Step three: rEFREEZE the new status quo
In the final phase, I worked to Refreeze the new status quo by:
- Rebranding the learning Slack channel
- Deploying role-specific user training
- Publishing and advertising a resource hub
- Deploying all training through WorkRamp
- Gamifying engagement by hosting contests and raffles (e.g., leaderboards)
After launch, training was a critical change management tool used to ensure smooth adoption and ongoing performance support. Our training plan included:
- Vendor-created eLearning pathways
- Several live employee- and manager-facing system training sessions
- Live office hours
- An informational Confluence page that included job aides, FAQ, and demo videos
- A WorkRamp-specific Jira ticketing portal for technical issues or questions
- A dedicated SME to provide a central point-of-contact for technical questions
Results
This 8-month effort culminated in a successful system launch ahead of our target date of May 1. Within that time, we hit our desired short- and intermediate-term outcomes:
- Onboarded a new LMS administrator
- Soft launched with trainers and champions
- Build a New Hire Onboarding learning pathway in the system
- Imported all safety and compliance eLearning records into the platform
- Built automations to prep for auto-deployment to new hires, internal transfers, and promotions
- Launched LMS to entire workforce by May 1
The best news of all was the ease with which we were able to pass a safety training audit during a surprise visit from the county environmental health inspector within weeks after launch, demonstrating how vital this system will be for the long-term health of the organization.
References
- Cameron, E., & Green, M. (2012). Making sense of change management: A complete guide to the models, tools and techniques of organizational change. Kogan Page.

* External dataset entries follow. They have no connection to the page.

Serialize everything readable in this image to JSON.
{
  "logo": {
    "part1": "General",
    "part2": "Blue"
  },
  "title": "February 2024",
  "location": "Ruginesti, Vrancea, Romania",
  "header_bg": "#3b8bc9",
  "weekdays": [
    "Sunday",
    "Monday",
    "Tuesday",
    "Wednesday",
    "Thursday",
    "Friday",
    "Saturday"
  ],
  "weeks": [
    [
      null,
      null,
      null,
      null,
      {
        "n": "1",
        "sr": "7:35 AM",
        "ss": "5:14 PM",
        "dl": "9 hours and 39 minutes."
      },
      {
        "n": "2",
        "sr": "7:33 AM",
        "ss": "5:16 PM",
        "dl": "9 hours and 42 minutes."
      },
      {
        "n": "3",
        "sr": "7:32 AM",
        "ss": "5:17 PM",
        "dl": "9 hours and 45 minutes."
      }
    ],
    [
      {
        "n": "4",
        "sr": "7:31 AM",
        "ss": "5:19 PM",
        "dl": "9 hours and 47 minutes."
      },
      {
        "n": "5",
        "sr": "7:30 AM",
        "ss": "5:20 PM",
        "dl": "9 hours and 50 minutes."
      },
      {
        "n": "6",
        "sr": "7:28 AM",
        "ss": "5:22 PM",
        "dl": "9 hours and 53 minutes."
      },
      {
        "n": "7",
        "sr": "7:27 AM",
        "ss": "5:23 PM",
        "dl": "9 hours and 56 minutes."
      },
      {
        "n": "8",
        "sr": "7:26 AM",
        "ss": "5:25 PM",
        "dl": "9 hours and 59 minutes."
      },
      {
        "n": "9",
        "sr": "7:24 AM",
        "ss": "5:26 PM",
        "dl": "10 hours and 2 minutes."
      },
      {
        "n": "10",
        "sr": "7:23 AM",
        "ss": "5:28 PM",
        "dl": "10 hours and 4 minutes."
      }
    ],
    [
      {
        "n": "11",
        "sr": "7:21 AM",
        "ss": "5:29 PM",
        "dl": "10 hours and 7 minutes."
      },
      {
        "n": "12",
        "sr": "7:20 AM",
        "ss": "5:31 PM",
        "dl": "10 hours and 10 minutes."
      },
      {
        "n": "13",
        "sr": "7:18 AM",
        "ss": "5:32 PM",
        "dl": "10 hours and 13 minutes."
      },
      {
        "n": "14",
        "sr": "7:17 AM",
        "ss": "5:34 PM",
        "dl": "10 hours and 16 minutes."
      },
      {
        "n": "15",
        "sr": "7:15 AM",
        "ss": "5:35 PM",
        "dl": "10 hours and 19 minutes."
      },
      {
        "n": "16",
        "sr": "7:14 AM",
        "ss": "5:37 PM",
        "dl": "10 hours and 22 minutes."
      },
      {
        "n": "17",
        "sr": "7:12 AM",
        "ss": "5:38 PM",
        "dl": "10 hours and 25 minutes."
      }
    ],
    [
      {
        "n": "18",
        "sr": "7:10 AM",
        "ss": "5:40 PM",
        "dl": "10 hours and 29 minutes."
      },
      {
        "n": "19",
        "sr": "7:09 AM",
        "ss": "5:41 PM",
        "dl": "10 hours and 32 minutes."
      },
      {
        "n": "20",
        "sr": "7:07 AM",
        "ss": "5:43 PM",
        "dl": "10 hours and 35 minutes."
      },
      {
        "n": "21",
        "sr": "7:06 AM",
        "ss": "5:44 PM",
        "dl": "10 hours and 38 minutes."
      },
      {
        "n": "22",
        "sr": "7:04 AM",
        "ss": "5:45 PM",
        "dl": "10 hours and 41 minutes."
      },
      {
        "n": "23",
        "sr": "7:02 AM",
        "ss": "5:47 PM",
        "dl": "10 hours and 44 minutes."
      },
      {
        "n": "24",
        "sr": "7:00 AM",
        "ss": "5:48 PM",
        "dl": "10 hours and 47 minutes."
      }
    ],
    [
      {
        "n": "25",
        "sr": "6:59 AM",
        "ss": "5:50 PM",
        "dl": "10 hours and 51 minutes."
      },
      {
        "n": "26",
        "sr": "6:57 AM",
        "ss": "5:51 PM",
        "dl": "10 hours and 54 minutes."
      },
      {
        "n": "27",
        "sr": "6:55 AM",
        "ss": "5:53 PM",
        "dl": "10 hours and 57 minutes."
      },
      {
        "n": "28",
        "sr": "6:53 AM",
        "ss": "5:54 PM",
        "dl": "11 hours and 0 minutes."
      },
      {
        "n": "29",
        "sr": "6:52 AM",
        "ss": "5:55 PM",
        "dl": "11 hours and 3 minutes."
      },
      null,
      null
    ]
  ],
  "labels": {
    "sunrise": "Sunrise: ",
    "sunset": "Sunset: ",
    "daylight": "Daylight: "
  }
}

- HBS Online Staff. (2017, Nov 02). A 3-step change management framework for businesses. Harvard Business School Online. https://online.hbs.edu/blog/post/a-3-step-framework-for-managing-organizational-change
- Practical Psychology. (2022, Jun 22). Lewin’s Change Theory – UnFreeze, Change, ReFreeze Method [Video]. YouTube. https://www.youtube.com/watch?v=p5pe7EGtjMw
- Schein, P. A., & Schein, E. H. (2016). Organizational culture and leadership. John Wiley & Sons, Incorporated.
- Watson, M. D. M. (2020). Nudge change management. 9m Publishing.